In-silicA Protein Engineering: Tuning the Properties of Natural Enzymes

Due to their excellent catalytic properties, enzymes are highly efficient tools for performing a wide variety of (bio)chemical transformation. However, the relative fragility of enzymes and their fast aging in non-physiological environments is a major limit for their further implementation in biocatalysis.
The bioconjugation of enzymes to a wide range of materials provides a facile, yet sophisticated strategy for tuning enzyme properties. Specifically, the immobilization of enzymes onto solid supports was proven to be effective in improving the stability of enzymes and in enhancing their catalytic properties. This strategy provides, also, the advantage of producing reusable catalysts, thus increasing the cost-effectiveness of their applications, e.g. in continuous flow processes. The local environment of enzymes greatly affects several of its properties including structure, turnover number, selectivity, specificity, promiscuity, and stability in harsh conditions. Therefore, the rational engineering of the local enzyme environment can be applied for tuning properties of enzymes. A brief state of the art of the methods used for the modification of properties of enzymes, including enzyme immobilization strategies and enzyme environment modification approaches, is provided in the introduction (Chapter 1).
The research carried out in the frame of this doctoral thesis combines the advantages of the enzyme bioconjugation to solid materials with the benefits of tuning the enzyme local environment, using a protein supramolecular engineering approach (Chapter 2). The design of the enzyme environment aimed at the improvement of the enzyme enantioselectivity and at the enhancement of the activity of enzymes at low temperatures and in organic solvent (i.e., acetonitrile).
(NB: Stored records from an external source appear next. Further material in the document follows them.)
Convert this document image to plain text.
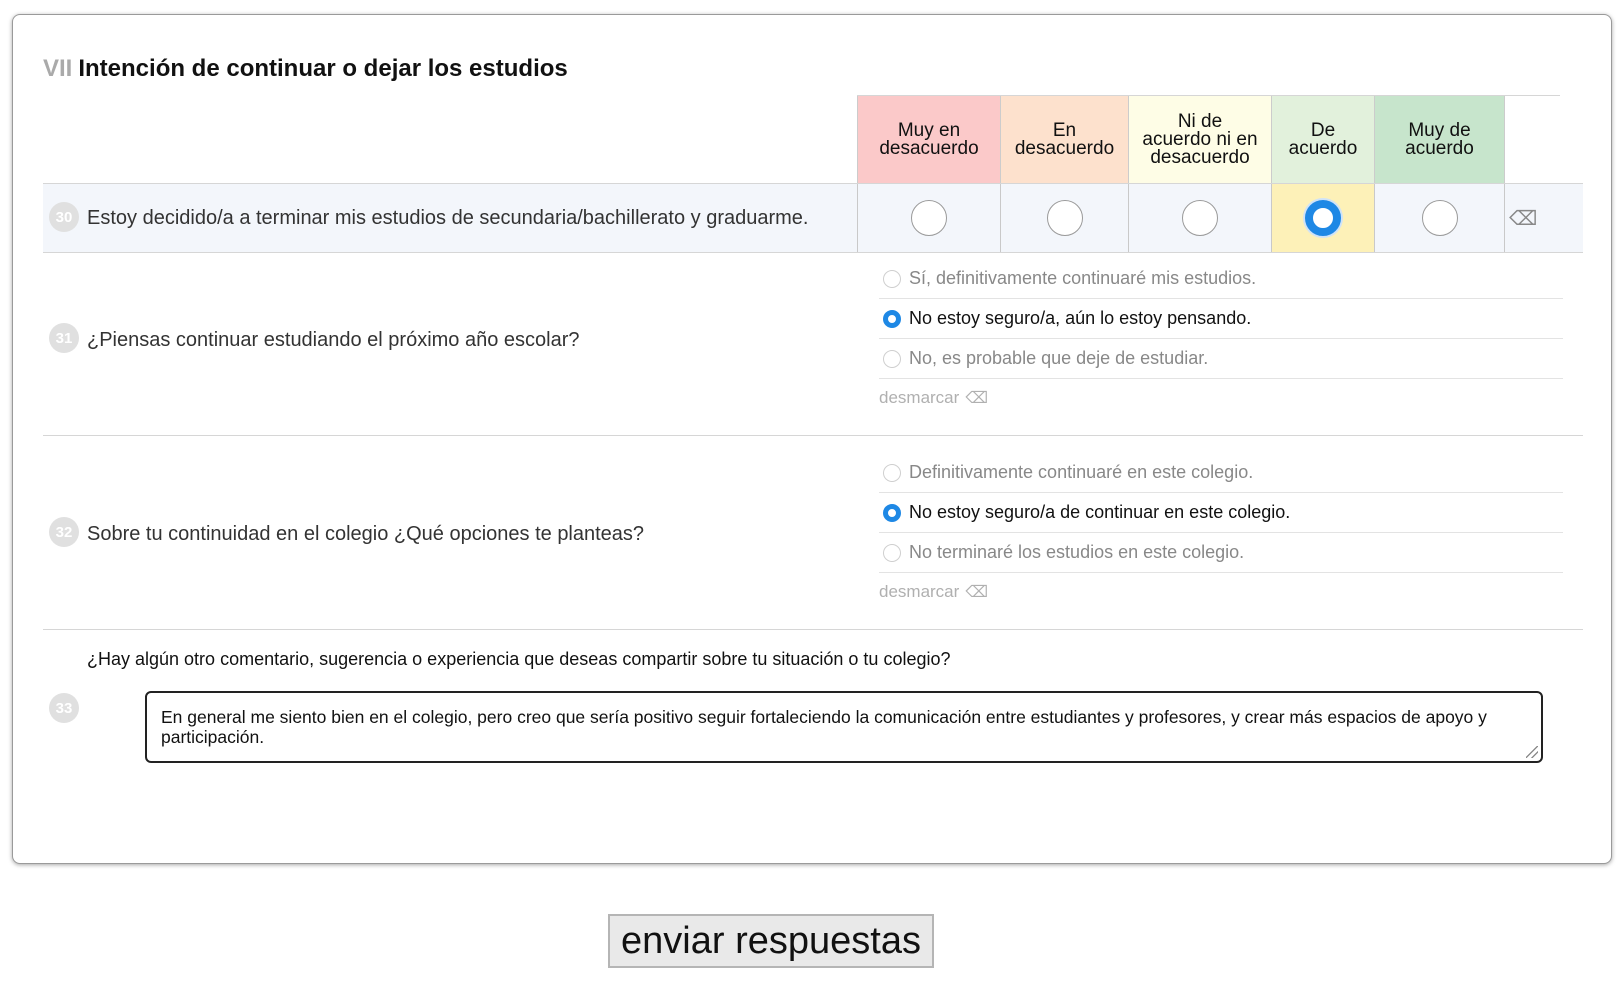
VII Intención de continuar o dejar los estudios
Muy en desacuerdo
En desacuerdo
Ni de acuerdo ni en desacuerdo
De acuerdo
Muy de acuerdo
30 Estoy decidido/a a terminar mis estudios de secundaria/bachillerato y graduarme.	⌫
31 ¿Piensas continuar estudiando el próximo año escolar?
Sí, definitivamente continuaré mis estudios.
No estoy seguro/a, aún lo estoy pensando.
No, es probable que deje de estudiar.
desmarcar ⌫
32 Sobre tu continuidad en el colegio ¿Qué opciones te planteas?
Definitivamente continuaré en este colegio.
No estoy seguro/a de continuar en este colegio.
No terminaré los estudios en este colegio.
desmarcar ⌫
¿Hay algún otro comentario, sugerencia o experiencia que deseas compartir sobre tu situación o tu colegio?
33	En general me siento bien en el colegio, pero creo que sería positivo seguir fortaleciendo la comunicación entre estudiantes y profesores, y crear más espacios de apoyo y participación.
enviar respuestas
Specifically, the synthesis of a nanobiocatalyst by shielding an immobilized ester hydrolase within an organosilica material of different compositions, is described (Chapter 3). The composition of the shielding material was modified to locally tune the enzyme nanoenvironment. Employing this method, the substrate promiscuous and not enantioselective ester hydrolase was endowed with enantioselectivity yet, conserving its high promiscuity. Furthermore, this nanobiocatalyst showed remarkably improved solvent stability when submitted to high solvent concentrations (i.e. acetonitrile). The versatility of this approach was proven with three structurally different ester hydrolases.
Furthermore, a novel synthetic method to produce nanobiocatalysts artificially endowed with cryophilic properties, is described (Chapter 4). The nanobiocatalysts, later called Aurozyme, consists of gold nanoparticles (AuNPs) and enzyme molecules co-immobilized onto a silica scaffold and shielded within a nanometer-thin organosilica protective layer. To produce such a hybrid structure, a method allowing the covalent immobilization of AuNPs on the surface of the silica nanoparticles (SPs) was developed and optimized. This method enables reaching a dense and homogeneous AuNPs surface coverage of SPs. After enzyme co-immobilization, a nanometer-thin protective organosilica layer was grown at the surface of the SPs. This layer was designed to fulfill the dual function of protecting the enzyme from the surrounding environment and allowing the confinement, at the nanometer scale, of the heat diffusing from the surface of AuNPs to the enzyme environment after surface plasmon resonance (SPR) activation. To establish a proof of concept, we used a lipase (i.e. lipase B from Candida Antarctica) and the β-galactosidase from Kluyveromyces lactis; enzymes extensively used in a wide range of industrial applications. We demonstrated a drastic biocatalytic activity improvement at temperatures ranging from 20°C to -10°C.